Thomas Nettle Sr., a senior operations manager with Duke Realty in Alexandria, Va., understands the challenge all too well. Several years ago, his department, which is responsible for the maintenance and operations of 49 medical, commercial office and industrial facilities with a total of 10.1 million square feet, faced a daunting training challenge.

"The problem was to develop a system for providing training to a diversified technical staff at all technician levels," Nettle says. He and his team developed a new training program by re-evaluating staff skills and education, revamping job descriptions, reviewing current training offerings, and structuring new offerings that incorporated vendor and online options.

The broad-based restructuring of a central component of any department’s operations is likely to have far-reaching results. For Duke Realty, those results were positive.

"The outcome was meeting our goal of developing an operational system that sufficiently trains and develops the staff to meet the Duke goals of complete customer satisfaction in alignment with our vision and mission statement," Nettle says. "A secondary benefit was a more unified and focused team with a clearer vision on how to achieve their goals."
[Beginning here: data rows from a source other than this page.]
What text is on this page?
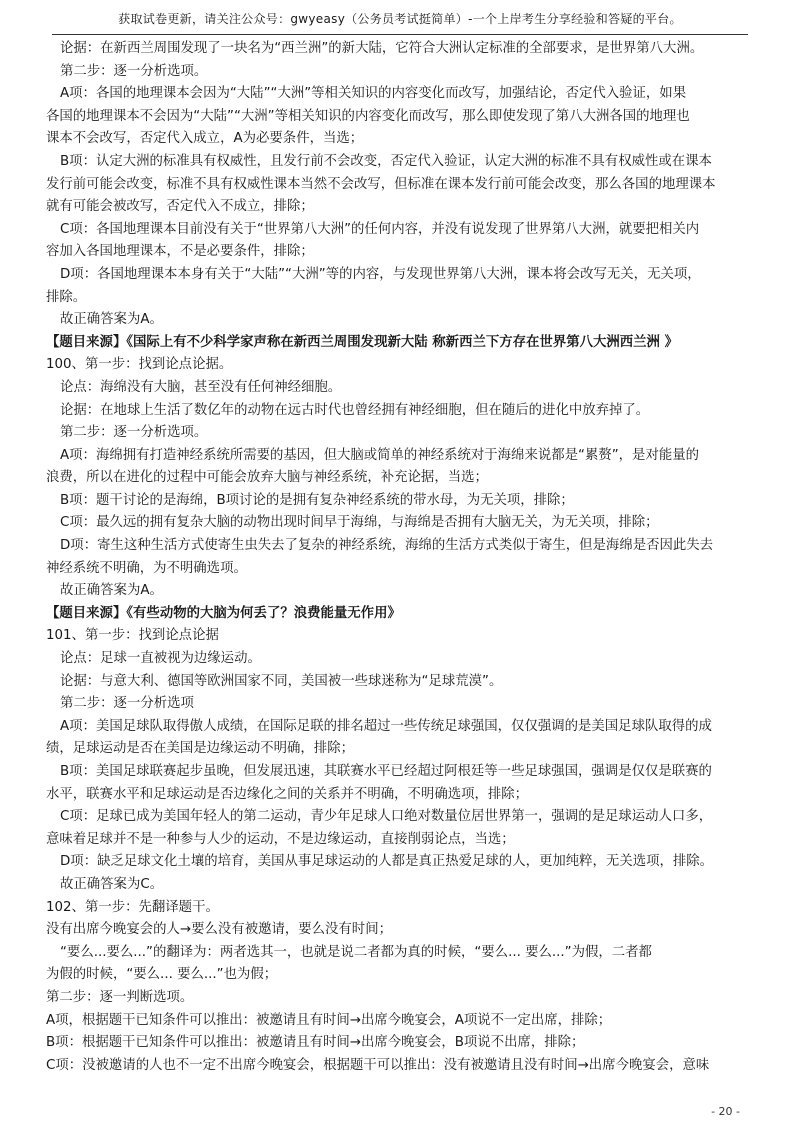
获取试卷更新，请关注公众号：gwyeasy（公务员考试挺简单）-一个上岸考生分享经验和答疑的平台。

论据：在新西兰周围发现了一块名为“西兰洲”的新大陆，它符合大洲认定标准的全部要求，是世界第八大洲。

第二步：逐一分析选项。

A项：各国的地理课本会因为“大陆”“大洲”等相关知识的内容变化而改写，加强结论，否定代入验证，如果

各国的地理课本不会因为“大陆”“大洲”等相关知识的内容变化而改写，那么即使发现了第八大洲各国的地理也

课本不会改写，否定代入成立，A为必要条件，当选；

B项：认定大洲的标准具有权威性，且发行前不会改变，否定代入验证，认定大洲的标准不具有权威性或在课本

发行前可能会改变，标准不具有权威性课本当然不会改写，但标准在课本发行前可能会改变，那么各国的地理课本

就有可能会被改写，否定代入不成立，排除；

C项：各国地理课本目前没有关于“世界第八大洲”的任何内容，并没有说发现了世界第八大洲，就要把相关内

容加入各国地理课本，不是必要条件，排除；

D项：各国地理课本本身有关于“大陆”“大洲”等的内容，与发现世界第八大洲，课本将会改写无关，无关项，

排除。

故正确答案为A。

【题目来源】《国际上有不少科学家声称在新西兰周围发现新大陆 称新西兰下方存在世界第八大洲西兰洲 》

100、第一步：找到论点论据。

论点：海绵没有大脑，甚至没有任何神经细胞。

论据：在地球上生活了数亿年的动物在远古时代也曾经拥有神经细胞，但在随后的进化中放弃掉了。

第二步：逐一分析选项。

A项：海绵拥有打造神经系统所需要的基因，但大脑或简单的神经系统对于海绵来说都是“累赘”，是对能量的

浪费，所以在进化的过程中可能会放弃大脑与神经系统，补充论据，当选；

B项：题干讨论的是海绵，B项讨论的是拥有复杂神经系统的带水母，为无关项，排除；

C项：最久远的拥有复杂大脑的动物出现时间早于海绵，与海绵是否拥有大脑无关，为无关项，排除；

D项：寄生这种生活方式使寄生虫失去了复杂的神经系统，海绵的生活方式类似于寄生，但是海绵是否因此失去

神经系统不明确，为不明确选项。

故正确答案为A。

【题目来源】《有些动物的大脑为何丢了？浪费能量无作用》

101、第一步：找到论点论据

论点：足球一直被视为边缘运动。

论据：与意大利、德国等欧洲国家不同，美国被一些球迷称为“足球荒漠”。

第二步：逐一分析选项

A项：美国足球队取得傲人成绩，在国际足联的排名超过一些传统足球强国，仅仅强调的是美国足球队取得的成

绩，足球运动是否在美国是边缘运动不明确，排除；

B项：美国足球联赛起步虽晚，但发展迅速，其联赛水平已经超过阿根廷等一些足球强国，强调是仅仅是联赛的

水平，联赛水平和足球运动是否边缘化之间的关系并不明确，不明确选项，排除；

C项：足球已成为美国年轻人的第二运动，青少年足球人口绝对数量位居世界第一，强调的是足球运动人口多，

意味着足球并不是一种参与人少的运动，不是边缘运动，直接削弱论点，当选；

D项：缺乏足球文化土壤的培育，美国从事足球运动的人都是真正热爱足球的人，更加纯粹，无关选项，排除。

故正确答案为C。

102、第一步：先翻译题干。

没有出席今晚宴会的人→要么没有被邀请，要么没有时间；

“要么...要么...”的翻译为：两者选其一，也就是说二者都为真的时候，“要么... 要么...”为假，二者都

为假的时候，“要么... 要么...”也为假；

第二步：逐一判断选项。

A项，根据题干已知条件可以推出：被邀请且有时间→出席今晚宴会，A项说不一定出席，排除；

B项：根据题干已知条件可以推出：被邀请且有时间→出席今晚宴会，B项说不出席，排除；

C项：没被邀请的人也不一定不出席今晚宴会，根据题干可以推出：没有被邀请且没有时间→出席今晚宴会，意味

- 20 -
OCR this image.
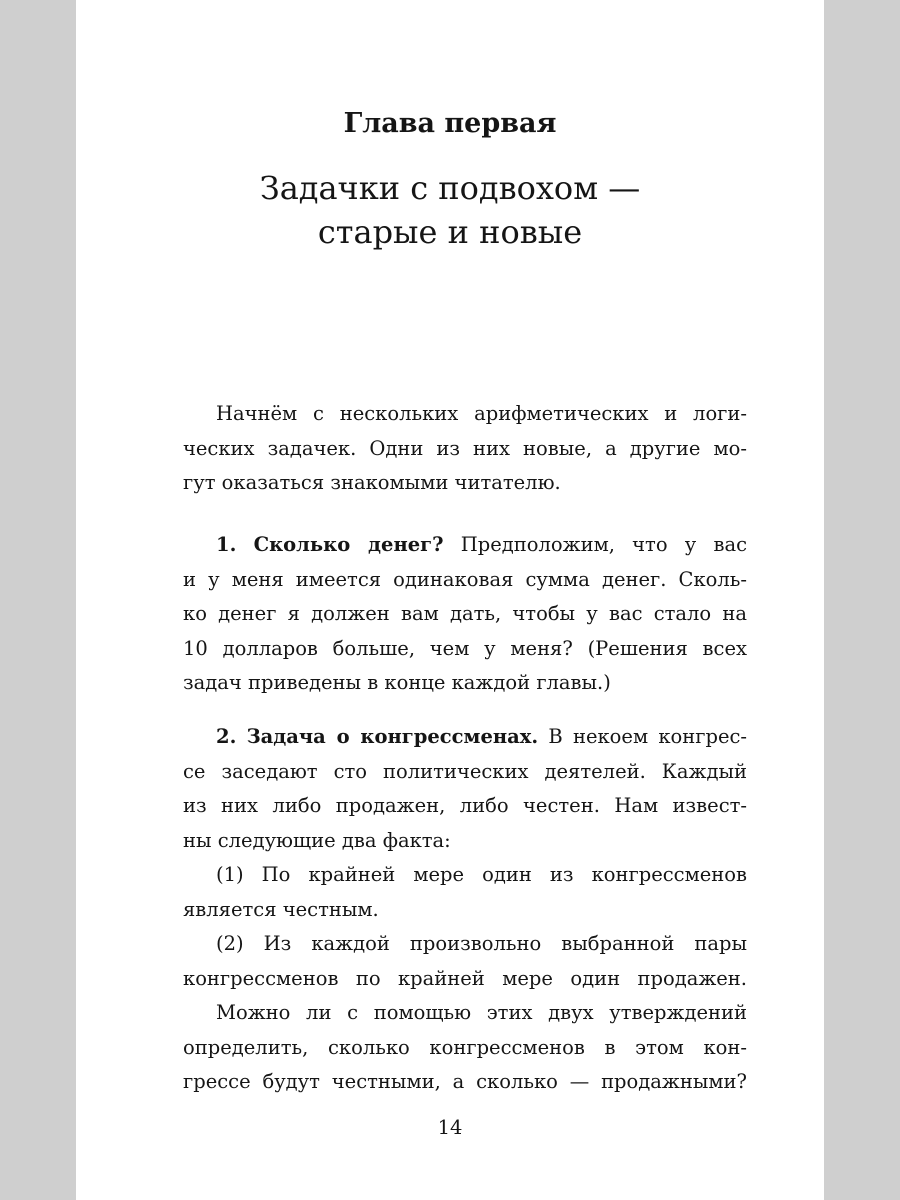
Глава первая
Задачки с подвохом —
старые и новые
Начнём с нескольких арифметических и логи-
ческих задачек. Одни из них новые, а другие мо-
гут оказаться знакомыми читателю.
1. Сколько денег? Предположим, что у вас
и у меня имеется одинаковая сумма денег. Сколь-
ко денег я должен вам дать, чтобы у вас стало на
10 долларов больше, чем у меня? (Решения всех
задач приведены в конце каждой главы.)
2. Задача о конгрессменах. В некоем конгрес-
се заседают сто политических деятелей. Каждый
из них либо продажен, либо честен. Нам извест-
ны следующие два факта:
(1) По крайней мере один из конгрессменов
является честным.
(2) Из каждой произвольно выбранной пары
конгрессменов по крайней мере один продажен.
Можно ли с помощью этих двух утверждений
определить, сколько конгрессменов в этом кон-
грессе будут честными, а сколько — продажными?
14
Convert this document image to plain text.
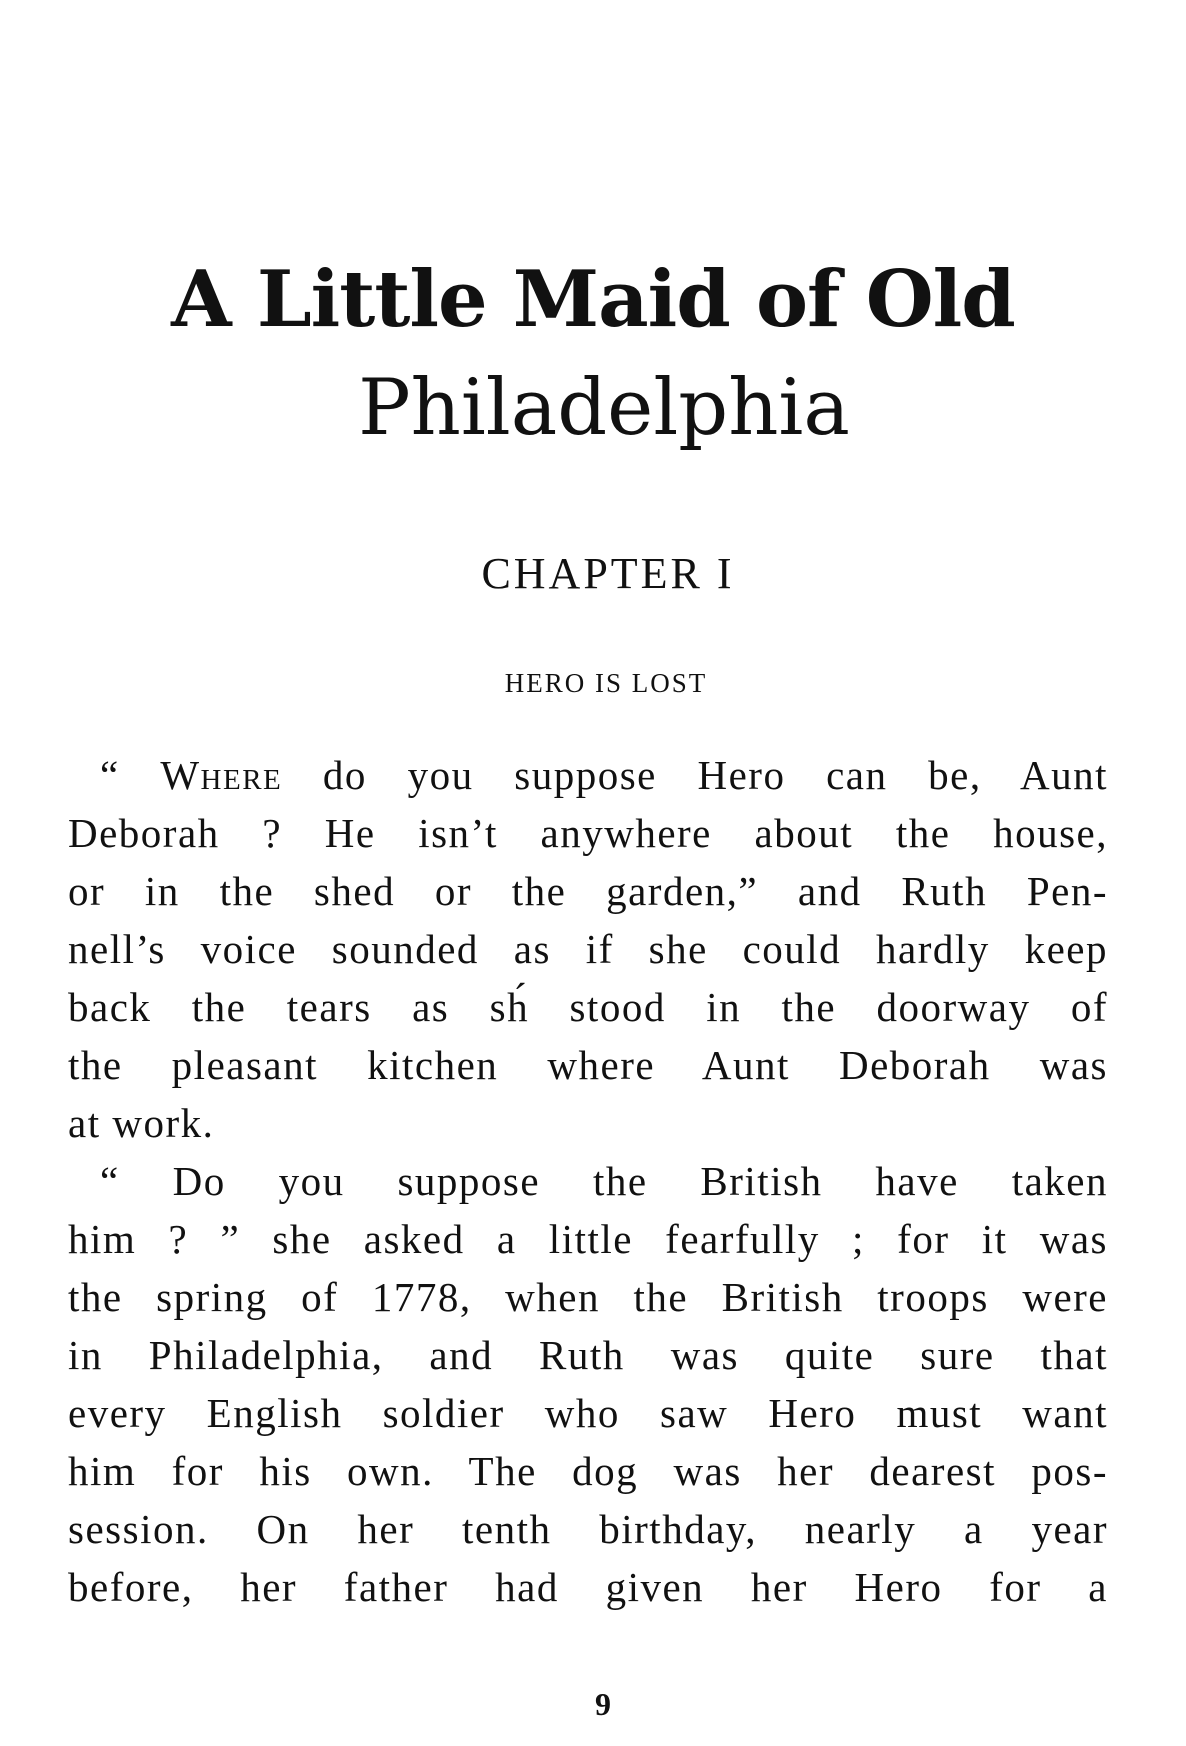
A Little Maid of Old
Philadelphia
CHAPTER I
HERO IS LOST

“ Where do you suppose Hero can be, Aunt
Deborah ? He isn’t anywhere about the house,
or in the shed or the garden,” and Ruth Pen-
nell’s voice sounded as if she could hardly keep
back the tears as sh́ stood in the doorway of
the pleasant kitchen where Aunt Deborah was
at work.

“ Do you suppose the British have taken
him ? ” she asked a little fearfully ; for it was
the spring of 1778, when the British troops were
in Philadelphia, and Ruth was quite sure that
every English soldier who saw Hero must want
him for his own. The dog was her dearest pos-
session. On her tenth birthday, nearly a year
before, her father had given her Hero for a

9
More specifically, the restructured program brought the desired benefits to the department's front-line technicians.

"The skill level of the techs has increased at all tech levels, which created both a higher quality in work production and enabled us to increase the technical level of the work assigned and managed by lower level techs,” Nettle says, adding that productivity also increased. "We had lower electrical bills due to increased knowledge of system operation and lease standards, allowing for a more optimal operation."